Le jeûne de ramadan arrive, accompagné comme de coutume par son festin de séries télévisées, avec cette année une super-giga-méga production sobrement intitulée, du nom du second calife, Omar Ibn al-Khattâb. Présentée dans un clip de promotion (voir ci-dessous, il sera commenté la prochaine fois) sous le slogan « Ramadan nous rassemble », la série a été financée conjointement par Qatar Television et la chaîne saoudienne MBC (Middle East Broadcasting Center, une des plus anciennes chaînes satellitaires, créée en 1991 à Londres et installée depuis 2001 à Dubaï). Annoncé dès septembre 2010, ce projet constitue à ce jour « la plus grosse production arabe », comme le proclame fièrement la bande-annonce : « 30 000 acteurs, plus de 300 jours de tournage… » Ni l’ambiance de ramadan (traditionnellement un moment de trêve dans l’ancienne Arabie), ni le coût certainement très important du budget ne sauraient expliquer à eux seuls cet attelage sans précédent entre deux institutions (para-)étatiques, émanations de puissances pétrolières certainement alliées mais également rivales, à commencer sur la scène médiatique.
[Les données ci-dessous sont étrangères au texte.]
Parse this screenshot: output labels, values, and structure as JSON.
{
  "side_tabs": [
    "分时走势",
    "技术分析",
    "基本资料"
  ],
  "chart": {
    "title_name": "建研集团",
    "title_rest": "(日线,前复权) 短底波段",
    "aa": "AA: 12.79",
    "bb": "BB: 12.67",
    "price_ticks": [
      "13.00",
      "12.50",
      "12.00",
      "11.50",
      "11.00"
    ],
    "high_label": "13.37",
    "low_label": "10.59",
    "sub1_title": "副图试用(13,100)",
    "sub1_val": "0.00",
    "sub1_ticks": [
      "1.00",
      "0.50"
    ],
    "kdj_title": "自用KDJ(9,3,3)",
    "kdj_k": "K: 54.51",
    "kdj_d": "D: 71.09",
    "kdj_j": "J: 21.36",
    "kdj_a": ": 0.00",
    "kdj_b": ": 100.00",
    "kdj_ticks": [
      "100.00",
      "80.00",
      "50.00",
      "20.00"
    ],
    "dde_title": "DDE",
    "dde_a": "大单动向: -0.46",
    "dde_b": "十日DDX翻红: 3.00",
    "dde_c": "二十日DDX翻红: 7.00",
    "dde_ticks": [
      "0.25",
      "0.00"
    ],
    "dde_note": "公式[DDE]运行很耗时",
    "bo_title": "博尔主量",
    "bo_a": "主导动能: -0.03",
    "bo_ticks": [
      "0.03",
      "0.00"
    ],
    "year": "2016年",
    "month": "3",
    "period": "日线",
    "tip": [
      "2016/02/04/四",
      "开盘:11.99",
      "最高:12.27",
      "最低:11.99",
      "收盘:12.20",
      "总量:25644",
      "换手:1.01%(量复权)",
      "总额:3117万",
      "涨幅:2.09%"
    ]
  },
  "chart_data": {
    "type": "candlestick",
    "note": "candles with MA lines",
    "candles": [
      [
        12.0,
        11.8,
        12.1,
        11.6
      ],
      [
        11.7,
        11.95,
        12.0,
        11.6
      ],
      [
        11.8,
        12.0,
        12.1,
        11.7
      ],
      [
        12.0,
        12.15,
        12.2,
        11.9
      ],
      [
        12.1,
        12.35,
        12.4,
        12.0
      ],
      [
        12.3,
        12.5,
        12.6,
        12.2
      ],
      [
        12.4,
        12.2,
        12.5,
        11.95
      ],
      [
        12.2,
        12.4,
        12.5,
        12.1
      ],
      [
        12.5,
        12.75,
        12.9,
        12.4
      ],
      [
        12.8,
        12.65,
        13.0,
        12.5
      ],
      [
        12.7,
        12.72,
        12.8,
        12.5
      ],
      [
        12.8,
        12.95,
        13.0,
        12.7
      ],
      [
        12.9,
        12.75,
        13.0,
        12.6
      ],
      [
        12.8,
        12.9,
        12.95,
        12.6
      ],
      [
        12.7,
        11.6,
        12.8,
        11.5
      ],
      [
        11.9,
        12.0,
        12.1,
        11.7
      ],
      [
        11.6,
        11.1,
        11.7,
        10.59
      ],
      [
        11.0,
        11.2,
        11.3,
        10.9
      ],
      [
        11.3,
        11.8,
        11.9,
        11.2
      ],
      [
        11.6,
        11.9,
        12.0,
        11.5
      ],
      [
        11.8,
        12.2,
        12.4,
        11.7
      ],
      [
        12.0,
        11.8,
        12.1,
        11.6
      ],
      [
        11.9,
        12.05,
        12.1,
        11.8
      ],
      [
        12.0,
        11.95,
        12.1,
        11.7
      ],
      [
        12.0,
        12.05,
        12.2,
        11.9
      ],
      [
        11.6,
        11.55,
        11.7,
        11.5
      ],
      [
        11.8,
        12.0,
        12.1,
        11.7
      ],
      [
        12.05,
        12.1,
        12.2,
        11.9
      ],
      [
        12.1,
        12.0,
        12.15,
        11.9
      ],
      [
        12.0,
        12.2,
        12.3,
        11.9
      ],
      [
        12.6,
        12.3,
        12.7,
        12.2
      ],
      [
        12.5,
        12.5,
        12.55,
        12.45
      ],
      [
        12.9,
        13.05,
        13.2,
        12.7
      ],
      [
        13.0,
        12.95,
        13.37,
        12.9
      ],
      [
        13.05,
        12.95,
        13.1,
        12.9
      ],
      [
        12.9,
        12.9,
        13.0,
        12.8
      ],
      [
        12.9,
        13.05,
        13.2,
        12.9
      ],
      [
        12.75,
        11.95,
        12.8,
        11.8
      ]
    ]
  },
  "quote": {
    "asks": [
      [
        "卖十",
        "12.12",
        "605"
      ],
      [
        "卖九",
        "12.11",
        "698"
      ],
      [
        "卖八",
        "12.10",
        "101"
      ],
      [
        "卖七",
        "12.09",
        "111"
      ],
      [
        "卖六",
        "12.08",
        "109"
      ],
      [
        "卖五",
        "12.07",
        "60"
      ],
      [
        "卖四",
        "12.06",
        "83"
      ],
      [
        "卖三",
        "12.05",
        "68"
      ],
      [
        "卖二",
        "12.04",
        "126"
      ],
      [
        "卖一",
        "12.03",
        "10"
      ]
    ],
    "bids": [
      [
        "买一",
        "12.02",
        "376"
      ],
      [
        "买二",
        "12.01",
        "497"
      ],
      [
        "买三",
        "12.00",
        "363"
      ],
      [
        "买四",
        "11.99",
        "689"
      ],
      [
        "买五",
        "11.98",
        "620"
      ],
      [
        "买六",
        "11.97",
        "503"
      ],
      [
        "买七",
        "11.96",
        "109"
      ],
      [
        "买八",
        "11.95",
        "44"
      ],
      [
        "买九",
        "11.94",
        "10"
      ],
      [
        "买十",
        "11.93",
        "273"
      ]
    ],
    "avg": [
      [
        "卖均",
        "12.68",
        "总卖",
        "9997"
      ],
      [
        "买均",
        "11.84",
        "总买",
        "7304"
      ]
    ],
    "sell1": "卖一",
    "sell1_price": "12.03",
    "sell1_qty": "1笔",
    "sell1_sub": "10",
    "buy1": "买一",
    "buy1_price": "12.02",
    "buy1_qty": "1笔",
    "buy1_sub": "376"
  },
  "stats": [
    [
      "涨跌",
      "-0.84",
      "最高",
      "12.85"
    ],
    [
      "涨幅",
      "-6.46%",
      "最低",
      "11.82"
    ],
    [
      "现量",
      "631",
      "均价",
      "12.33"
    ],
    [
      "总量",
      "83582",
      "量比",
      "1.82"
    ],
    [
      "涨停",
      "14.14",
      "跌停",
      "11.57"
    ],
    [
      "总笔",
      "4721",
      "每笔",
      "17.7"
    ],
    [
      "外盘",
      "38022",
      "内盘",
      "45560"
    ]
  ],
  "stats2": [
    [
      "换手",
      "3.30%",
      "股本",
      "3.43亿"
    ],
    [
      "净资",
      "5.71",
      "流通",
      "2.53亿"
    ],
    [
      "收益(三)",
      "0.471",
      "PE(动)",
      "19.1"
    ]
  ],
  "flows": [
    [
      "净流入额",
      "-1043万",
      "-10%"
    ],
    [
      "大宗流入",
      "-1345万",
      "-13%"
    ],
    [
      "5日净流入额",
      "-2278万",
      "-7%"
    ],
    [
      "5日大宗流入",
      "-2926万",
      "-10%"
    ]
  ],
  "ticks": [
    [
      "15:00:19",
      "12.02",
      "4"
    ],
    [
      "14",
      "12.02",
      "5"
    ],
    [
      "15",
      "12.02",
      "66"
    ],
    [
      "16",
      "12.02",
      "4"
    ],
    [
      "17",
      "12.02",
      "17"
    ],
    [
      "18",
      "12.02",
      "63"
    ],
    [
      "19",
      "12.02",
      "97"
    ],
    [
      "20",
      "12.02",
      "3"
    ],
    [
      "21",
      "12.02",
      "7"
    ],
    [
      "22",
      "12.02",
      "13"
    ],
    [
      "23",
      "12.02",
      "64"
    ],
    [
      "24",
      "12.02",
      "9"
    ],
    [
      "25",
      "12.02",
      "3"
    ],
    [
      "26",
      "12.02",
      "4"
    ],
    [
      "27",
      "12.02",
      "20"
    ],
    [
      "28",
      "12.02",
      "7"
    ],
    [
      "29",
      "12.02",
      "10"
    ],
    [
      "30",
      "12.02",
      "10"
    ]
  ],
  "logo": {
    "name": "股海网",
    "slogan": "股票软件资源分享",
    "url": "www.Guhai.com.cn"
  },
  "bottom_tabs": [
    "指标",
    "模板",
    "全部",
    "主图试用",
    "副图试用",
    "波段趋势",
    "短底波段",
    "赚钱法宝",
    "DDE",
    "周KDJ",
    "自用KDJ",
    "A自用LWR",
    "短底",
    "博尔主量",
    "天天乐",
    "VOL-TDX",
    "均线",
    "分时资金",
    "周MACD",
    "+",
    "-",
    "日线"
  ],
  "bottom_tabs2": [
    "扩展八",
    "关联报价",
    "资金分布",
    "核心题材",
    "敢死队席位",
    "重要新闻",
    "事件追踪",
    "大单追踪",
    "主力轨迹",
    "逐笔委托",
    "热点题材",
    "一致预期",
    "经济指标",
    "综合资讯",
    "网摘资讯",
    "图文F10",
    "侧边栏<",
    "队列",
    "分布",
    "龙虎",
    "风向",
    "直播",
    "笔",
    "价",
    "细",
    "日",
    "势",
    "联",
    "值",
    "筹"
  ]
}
Depuis longtemps (au moins les années 1990, si ce n’est avant), le feuilleton télévisé représente dans le monde arabe un enjeu de pouvoir. La traditionnelle domination égyptienne dans l’audiovisuel a ainsi été battue en brèche par la montée en puissance de la création syrienne dans la seconde moitié des années 1990, laquelle est en butte, depuis quatre ou cinq ans au moins, à des difficultés économiques mais également géopolitiques (évoquées par exemple dans ce billet publié en septembre 2007), difficultés bien évidemment particulièrement aiguës dans le contexte actuel à Damas. Ainsi, ce doit être la première fois depuis très très longtemps que la programmation de ramadan sur Dubaï TV ne comporte aucune production syrienne. Il ne s’agit pas du tout d’un boycott, s’empressent de préciser les responsables, mais d’encourager la création locale (article en arabe sur Al-Arabiyya). « Le Golfe d’abord ! » a-t-on décidé, pour que les pays de la région occupent sur la scène des industries culturelles la place qu’ils tiennent déjà dans le domaine économique et stratégique.
Mais la concurrence n’est pas seulement arabe. Sur le segment très particulier d’une consommation télévisuelle très « rituelle », à la fois coutumière, dans tous les sens du terme, et identitaire, les séries américaines sont hors-jeu, et même les séries turques (voir ce billet), qui continuent à se tailler un beau succès « en temps normal ». Mais justement, ramadan n’est pas un mois ordinaire ; c’est une période de ressourcement durant laquelle les liens, familiaux et sociaux, se resserrent, pour retrouver le sens d’une communauté dont la représentation imaginée (la célèbre imagined community de Benedict Anderson) continue à hanter les représentations politiques de la région quoi qu’on en pense et quoi qu’on en dise.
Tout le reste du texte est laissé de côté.